Aneurysms in the brain occur when there is a weakened area in the wall of a blood vessel. An aneurysm may be present from birth (congenital) or it may develop later in life, such as after a blood vessel is injured.
There are many different types of aneurysms. A berry aneurysm can vary in size from a few millimeters to over a centimeter. Giant berry aneurysms can reach well over 2 centimeters. These are more common in adults. Multiple berry aneurysms are inherited more often than other types of aneurysms.

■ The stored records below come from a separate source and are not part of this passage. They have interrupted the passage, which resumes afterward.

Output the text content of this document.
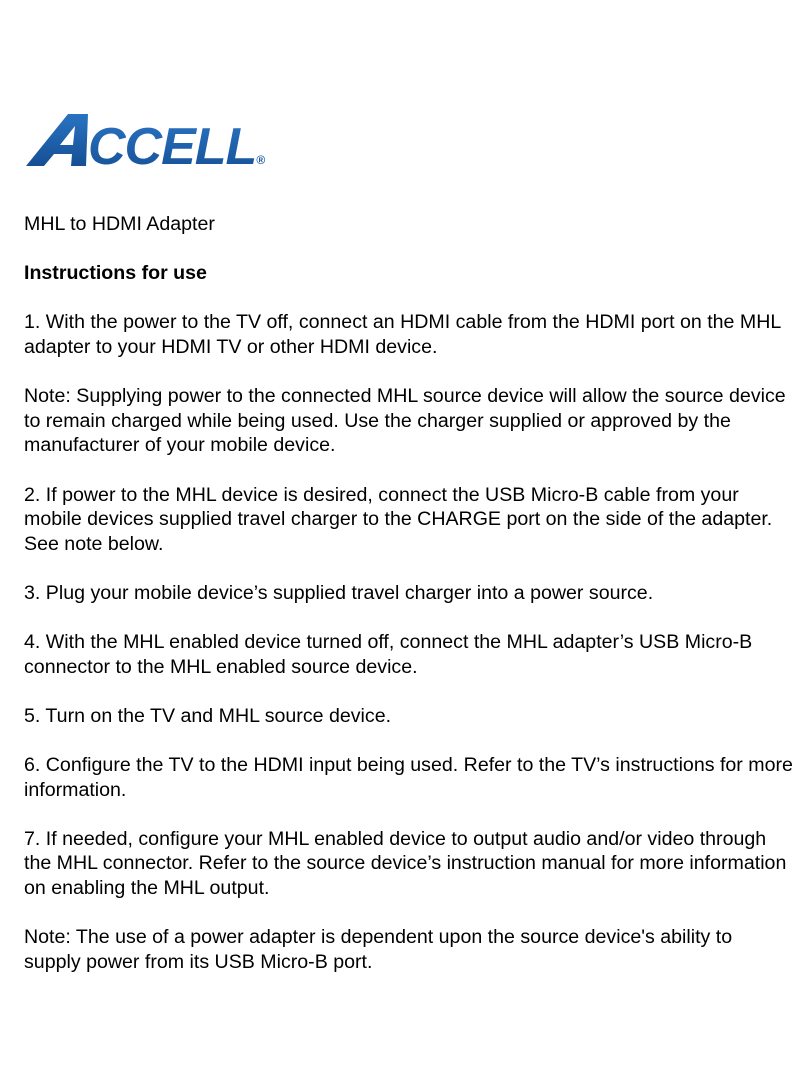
CCELL®

MHL to HDMI Adapter

Instructions for use

1. With the power to the TV off, connect an HDMI cable from the HDMI port on the MHL adapter to your HDMI TV or other HDMI device.

Note: Supplying power to the connected MHL source device will allow the source device to remain charged while being used. Use the charger supplied or approved by the manufacturer of your mobile device.

2. If power to the MHL device is desired, connect the USB Micro-B cable from your mobile devices supplied travel charger to the CHARGE port on the side of the adapter. See note below.

3. Plug your mobile device’s supplied travel charger into a power source.

4. With the MHL enabled device turned off, connect the MHL adapter’s USB Micro-B connector to the MHL enabled source device.

5. Turn on the TV and MHL source device.

6. Configure the TV to the HDMI input being used. Refer to the TV’s instructions for more information.

7. If needed, configure your MHL enabled device to output audio and/or video through the MHL connector. Refer to the source device’s instruction manual for more information on enabling the MHL output.

Note: The use of a power adapter is dependent upon the source device's ability to supply power from its USB Micro-B port.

Other types of cerebral aneurysm involve widening of an entire blood vessel, or they may appear as a "ballooning out" of part of a blood vessel. Such aneurysms can occur in any blood vessel that supplies the brain. Atherosclerosis, trauma, and infection, which can injure the blood vessel wall, can cause cerebral aneurysms.
About 5% of the population has some type of aneurysm in the brain, but only a small number of these aneurysms cause symptoms or rupture. Risk factors include a family history of cerebral aneurysms, and certain medical problems such as polycystic kidney disease, coarctation of the aorta, and high blood pressure.